Zirconia post and core systems were introduced by Meyeberg et al. In vitro studies demonstrated that their strength greatly exceeds that reported for other all ceramic post and cores. In addition, a short-term clinical study has reported a high success rate.

Before cementation, the ZrO 2 post and core often must be reshaped to achieve accurate fit between the material and the prepared root canal. Chairside grinding with diamond burs may affect the mechanical properties of the post. Grinding and airborne-particle abrasion exert a counteracting effect on mechanical properties and reliability of zirconia posts. Composite can be adapted and prepared to the definitive core shape. The chemical bonding of bis-GMA-based composite to zirconia is difficult to achieve, and, therefore, the bond must rely on macro retention only. Improved results in vitro have been reported with glass ceramics as a core material. In this situation, the lost wax technique is used, and glass ceramic (IPS Empress Cosmo) is heat pressed over the zirconia post. The glass ceramic contains 15 wt% ZrO 2 , and good adhesion between glass ceramics and ZrO 2 posts has been reported.

 Cementation and Bonding

The ceramics with high crystalline content (aluminum and/or zirconium oxides) have demonstrated better clinical results than feldspar-, leucite-, and lithium disilicate-based ceramics. In fact, increasing the mechanical strength, by increasing the crystalline content and decreasing the glass content, results in an acid-resistant ceramic whereby any type of acid treatment produces insufficient surface changes for adequate bonding to resin. Hydrofluoric acid attacks the glass phase producing a retentive surface for micromechanical bonding, and the silane coupling agent promotes a chemical bond between the silica of these ceramics and the methacrylate groups of the resin. The silica coating process is based on similar adhesive principles and appears to be a promising method for treating high crystalline ceramics.

Surface treatments including a tribochemical silica coating process (Rocatec; 3M ESPE), airborne-particle-abrasion with either 250 μm or 50 μm aluminum oxide, airborne particle abrasion with 50 μm aluminum oxide combined with 38% hydrofluoric acid etching or diamond abrasion with a rotary cutting instrument were reported to have only a minor influence on bond strength to zirconia ceramic. Zirconia-based restorations do not require an adhesive interface for retention. Along with the strength of the material, the cementation technique is also important to the clinical success of a restoration. Due to their high fracture resistance, zirconium-oxide crowns and FPDs can be cemented using conventional methods recommended by the manufacturers.

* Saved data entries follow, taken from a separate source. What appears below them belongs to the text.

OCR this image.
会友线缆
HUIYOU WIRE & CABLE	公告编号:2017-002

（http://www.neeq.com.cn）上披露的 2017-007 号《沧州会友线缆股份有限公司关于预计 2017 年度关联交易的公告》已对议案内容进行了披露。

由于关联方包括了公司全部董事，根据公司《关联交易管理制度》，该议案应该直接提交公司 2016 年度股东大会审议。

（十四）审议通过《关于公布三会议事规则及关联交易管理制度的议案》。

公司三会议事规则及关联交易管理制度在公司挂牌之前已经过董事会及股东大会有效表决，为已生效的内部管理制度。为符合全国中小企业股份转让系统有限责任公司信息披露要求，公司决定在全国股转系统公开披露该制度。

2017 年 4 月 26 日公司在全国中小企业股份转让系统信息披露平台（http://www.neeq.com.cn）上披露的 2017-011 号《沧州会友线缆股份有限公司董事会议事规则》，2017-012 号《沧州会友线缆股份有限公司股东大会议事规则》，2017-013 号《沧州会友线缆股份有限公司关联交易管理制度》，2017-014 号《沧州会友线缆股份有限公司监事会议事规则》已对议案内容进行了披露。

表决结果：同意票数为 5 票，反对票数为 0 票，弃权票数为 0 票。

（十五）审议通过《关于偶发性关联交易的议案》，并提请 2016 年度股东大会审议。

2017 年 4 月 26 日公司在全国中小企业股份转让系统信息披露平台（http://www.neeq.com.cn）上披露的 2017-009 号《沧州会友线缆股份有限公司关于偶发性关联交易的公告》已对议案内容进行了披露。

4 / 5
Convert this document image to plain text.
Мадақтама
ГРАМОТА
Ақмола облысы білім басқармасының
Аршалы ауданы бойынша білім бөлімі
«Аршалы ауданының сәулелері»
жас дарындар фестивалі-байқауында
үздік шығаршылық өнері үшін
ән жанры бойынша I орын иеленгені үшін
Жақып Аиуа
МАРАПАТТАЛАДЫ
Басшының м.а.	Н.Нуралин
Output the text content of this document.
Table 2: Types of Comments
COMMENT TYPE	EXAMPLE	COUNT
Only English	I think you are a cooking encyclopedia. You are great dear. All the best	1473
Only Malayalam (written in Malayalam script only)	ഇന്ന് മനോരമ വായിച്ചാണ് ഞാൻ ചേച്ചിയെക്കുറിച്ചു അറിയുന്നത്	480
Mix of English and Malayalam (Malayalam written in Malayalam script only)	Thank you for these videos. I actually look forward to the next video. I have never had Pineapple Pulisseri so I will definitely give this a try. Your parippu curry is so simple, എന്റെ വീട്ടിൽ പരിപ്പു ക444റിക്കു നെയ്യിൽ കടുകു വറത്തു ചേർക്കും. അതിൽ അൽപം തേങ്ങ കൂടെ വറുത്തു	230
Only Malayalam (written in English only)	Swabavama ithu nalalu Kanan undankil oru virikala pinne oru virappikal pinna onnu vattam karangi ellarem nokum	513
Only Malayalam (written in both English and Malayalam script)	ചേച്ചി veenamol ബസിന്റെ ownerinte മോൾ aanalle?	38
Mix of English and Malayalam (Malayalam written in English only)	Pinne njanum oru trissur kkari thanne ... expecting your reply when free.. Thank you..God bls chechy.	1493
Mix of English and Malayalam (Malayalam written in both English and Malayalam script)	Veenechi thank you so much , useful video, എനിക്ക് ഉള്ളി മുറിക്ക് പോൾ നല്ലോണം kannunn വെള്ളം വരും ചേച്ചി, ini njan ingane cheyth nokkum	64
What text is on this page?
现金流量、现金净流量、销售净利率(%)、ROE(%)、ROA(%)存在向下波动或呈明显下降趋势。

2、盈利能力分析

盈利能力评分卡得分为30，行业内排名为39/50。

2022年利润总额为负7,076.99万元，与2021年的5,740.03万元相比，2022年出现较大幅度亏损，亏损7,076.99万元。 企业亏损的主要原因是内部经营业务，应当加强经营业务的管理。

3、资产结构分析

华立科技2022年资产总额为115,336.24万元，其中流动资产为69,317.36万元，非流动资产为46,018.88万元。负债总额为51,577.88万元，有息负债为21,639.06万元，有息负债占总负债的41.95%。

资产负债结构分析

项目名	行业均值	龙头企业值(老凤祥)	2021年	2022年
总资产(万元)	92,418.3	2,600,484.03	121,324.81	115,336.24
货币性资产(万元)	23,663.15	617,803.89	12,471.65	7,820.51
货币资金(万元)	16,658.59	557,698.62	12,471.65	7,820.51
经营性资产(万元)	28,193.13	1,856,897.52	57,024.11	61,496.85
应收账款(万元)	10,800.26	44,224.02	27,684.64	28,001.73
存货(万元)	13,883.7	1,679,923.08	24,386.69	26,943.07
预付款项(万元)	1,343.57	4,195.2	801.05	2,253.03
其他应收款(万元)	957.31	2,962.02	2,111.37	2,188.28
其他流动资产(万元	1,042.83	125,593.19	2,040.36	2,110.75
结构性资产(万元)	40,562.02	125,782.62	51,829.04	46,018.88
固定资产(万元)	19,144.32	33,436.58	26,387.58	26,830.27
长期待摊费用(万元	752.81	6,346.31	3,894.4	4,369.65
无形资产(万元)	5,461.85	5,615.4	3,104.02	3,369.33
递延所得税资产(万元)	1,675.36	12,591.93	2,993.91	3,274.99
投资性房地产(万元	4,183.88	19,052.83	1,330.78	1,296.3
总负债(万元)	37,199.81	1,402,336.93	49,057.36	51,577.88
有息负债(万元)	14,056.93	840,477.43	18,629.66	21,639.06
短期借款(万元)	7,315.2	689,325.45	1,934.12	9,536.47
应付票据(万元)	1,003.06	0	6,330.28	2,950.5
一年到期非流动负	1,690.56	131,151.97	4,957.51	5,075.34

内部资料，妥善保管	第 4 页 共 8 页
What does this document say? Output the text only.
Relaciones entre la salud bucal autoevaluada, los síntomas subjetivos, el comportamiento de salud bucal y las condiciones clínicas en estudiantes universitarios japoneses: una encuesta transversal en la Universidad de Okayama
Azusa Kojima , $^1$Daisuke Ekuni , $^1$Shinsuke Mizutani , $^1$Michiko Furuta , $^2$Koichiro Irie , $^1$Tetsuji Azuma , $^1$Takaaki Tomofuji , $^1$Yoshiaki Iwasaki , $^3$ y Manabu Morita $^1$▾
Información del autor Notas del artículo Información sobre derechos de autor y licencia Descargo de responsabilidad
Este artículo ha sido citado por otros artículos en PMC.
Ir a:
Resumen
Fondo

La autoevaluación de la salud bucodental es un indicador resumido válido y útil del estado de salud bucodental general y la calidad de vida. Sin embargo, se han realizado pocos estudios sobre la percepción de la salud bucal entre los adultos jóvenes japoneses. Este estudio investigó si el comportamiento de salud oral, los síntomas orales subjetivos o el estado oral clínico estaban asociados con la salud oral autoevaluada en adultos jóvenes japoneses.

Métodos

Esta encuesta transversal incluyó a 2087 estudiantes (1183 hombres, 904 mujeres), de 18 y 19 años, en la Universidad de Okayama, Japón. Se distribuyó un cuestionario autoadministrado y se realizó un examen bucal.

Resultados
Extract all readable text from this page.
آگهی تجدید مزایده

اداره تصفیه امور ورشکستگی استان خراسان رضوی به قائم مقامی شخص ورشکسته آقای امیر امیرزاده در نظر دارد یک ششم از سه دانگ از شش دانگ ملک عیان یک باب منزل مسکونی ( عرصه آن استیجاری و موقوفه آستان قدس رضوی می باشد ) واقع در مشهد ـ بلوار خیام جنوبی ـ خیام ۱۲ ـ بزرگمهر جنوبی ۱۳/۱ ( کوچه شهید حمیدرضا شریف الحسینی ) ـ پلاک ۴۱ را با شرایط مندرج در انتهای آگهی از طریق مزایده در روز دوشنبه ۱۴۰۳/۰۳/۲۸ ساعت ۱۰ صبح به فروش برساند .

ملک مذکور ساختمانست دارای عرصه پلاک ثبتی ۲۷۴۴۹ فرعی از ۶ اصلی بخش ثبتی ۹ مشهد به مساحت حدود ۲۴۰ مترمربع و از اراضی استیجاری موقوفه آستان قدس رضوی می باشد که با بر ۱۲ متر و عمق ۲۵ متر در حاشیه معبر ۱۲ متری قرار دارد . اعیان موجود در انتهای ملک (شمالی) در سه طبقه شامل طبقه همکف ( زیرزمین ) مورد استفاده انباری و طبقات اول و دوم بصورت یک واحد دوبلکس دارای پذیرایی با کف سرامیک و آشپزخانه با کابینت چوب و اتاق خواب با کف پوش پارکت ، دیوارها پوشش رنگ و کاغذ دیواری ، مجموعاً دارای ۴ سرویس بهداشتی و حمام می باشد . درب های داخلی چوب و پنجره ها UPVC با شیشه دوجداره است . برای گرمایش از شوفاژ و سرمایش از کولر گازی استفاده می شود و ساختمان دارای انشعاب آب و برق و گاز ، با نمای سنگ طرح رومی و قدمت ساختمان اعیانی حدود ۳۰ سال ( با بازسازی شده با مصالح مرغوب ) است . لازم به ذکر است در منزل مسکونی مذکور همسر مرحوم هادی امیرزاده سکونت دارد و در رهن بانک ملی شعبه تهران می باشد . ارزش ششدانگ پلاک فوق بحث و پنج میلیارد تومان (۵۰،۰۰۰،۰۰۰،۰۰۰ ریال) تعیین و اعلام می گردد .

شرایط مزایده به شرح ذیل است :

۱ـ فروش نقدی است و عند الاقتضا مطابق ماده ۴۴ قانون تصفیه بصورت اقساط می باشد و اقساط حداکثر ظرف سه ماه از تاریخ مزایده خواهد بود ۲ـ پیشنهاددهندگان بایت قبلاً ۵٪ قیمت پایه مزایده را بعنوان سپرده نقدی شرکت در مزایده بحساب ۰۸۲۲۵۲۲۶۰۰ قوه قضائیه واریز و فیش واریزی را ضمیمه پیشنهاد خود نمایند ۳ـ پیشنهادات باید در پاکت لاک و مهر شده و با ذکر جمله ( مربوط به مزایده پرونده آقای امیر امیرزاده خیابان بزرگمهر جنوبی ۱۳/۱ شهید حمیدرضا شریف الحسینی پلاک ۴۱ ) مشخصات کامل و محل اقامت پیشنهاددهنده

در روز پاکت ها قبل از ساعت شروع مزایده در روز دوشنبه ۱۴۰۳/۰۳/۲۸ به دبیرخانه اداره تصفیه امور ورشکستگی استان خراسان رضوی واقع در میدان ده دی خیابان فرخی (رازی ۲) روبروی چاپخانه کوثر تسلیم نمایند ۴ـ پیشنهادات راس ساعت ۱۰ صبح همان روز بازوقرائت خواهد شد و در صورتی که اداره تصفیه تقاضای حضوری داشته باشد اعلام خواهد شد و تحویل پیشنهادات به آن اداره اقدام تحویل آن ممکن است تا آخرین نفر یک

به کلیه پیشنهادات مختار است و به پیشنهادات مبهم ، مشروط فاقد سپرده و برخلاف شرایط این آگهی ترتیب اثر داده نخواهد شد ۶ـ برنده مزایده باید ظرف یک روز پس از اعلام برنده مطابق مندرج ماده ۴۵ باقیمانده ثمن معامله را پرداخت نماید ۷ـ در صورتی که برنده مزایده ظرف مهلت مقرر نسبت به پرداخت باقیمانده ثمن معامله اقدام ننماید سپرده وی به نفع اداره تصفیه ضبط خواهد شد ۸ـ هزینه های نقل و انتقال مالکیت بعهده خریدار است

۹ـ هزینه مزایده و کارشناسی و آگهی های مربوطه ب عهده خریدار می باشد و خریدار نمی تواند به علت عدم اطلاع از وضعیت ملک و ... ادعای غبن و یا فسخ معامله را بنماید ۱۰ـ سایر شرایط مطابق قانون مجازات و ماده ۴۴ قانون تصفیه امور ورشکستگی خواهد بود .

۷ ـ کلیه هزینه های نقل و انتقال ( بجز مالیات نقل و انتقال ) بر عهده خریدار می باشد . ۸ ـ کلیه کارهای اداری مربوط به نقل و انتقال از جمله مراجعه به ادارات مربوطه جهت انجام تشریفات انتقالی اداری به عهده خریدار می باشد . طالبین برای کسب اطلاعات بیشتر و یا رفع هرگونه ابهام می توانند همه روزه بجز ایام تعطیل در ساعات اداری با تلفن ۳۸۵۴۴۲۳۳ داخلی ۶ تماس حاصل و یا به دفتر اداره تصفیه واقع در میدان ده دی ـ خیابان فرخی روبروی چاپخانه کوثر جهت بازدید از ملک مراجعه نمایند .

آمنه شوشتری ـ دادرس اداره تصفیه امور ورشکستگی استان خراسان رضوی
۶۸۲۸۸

However, resin bonding between a tooth and the restoration is advocated for improving the retention, marginal adaptation, and fracture resistance of restorations. [21],[22]


In comparison to Al 2 O 3 ceramics, ZrO 2 ceramics usually have twice the flexural strength and fracture toughness. The main reason for the superior fracture strength of ZrO 2 ceramic lies in the metastable tetragonal crystalline structure at room temperature. This structure represents an efficient mechanism against flaw propagation. In contrast, ZrO 2 ceramic exhibits thermal conductivity values 1 to 10 times lower than Al 2 O 3 ceramic. Therefore, ZrO 2 abutments should be more at risk to fail than Al 2 O 3 by heat-producing surface treatments that produce high-temperature spots because of the very low heat dissipation of the material. In addition, grinding ZrO 2 ceramic induces surface flaws and micro cracks, which influence the fracture resistance of the material.

The strength and fracture toughness have often been the first parameters investigated to understand the clinical potentiality and limits of any dental ceramic. Therefore, zirconia has been developed with the aim of providing a stronger and tougher material to the dental speciality. This paper recommends that zirconia can be successfully selected as a core material for fixed prosthodontic restoration of both anterior and posterior teeth as it is well supported by documented clinical evaluation.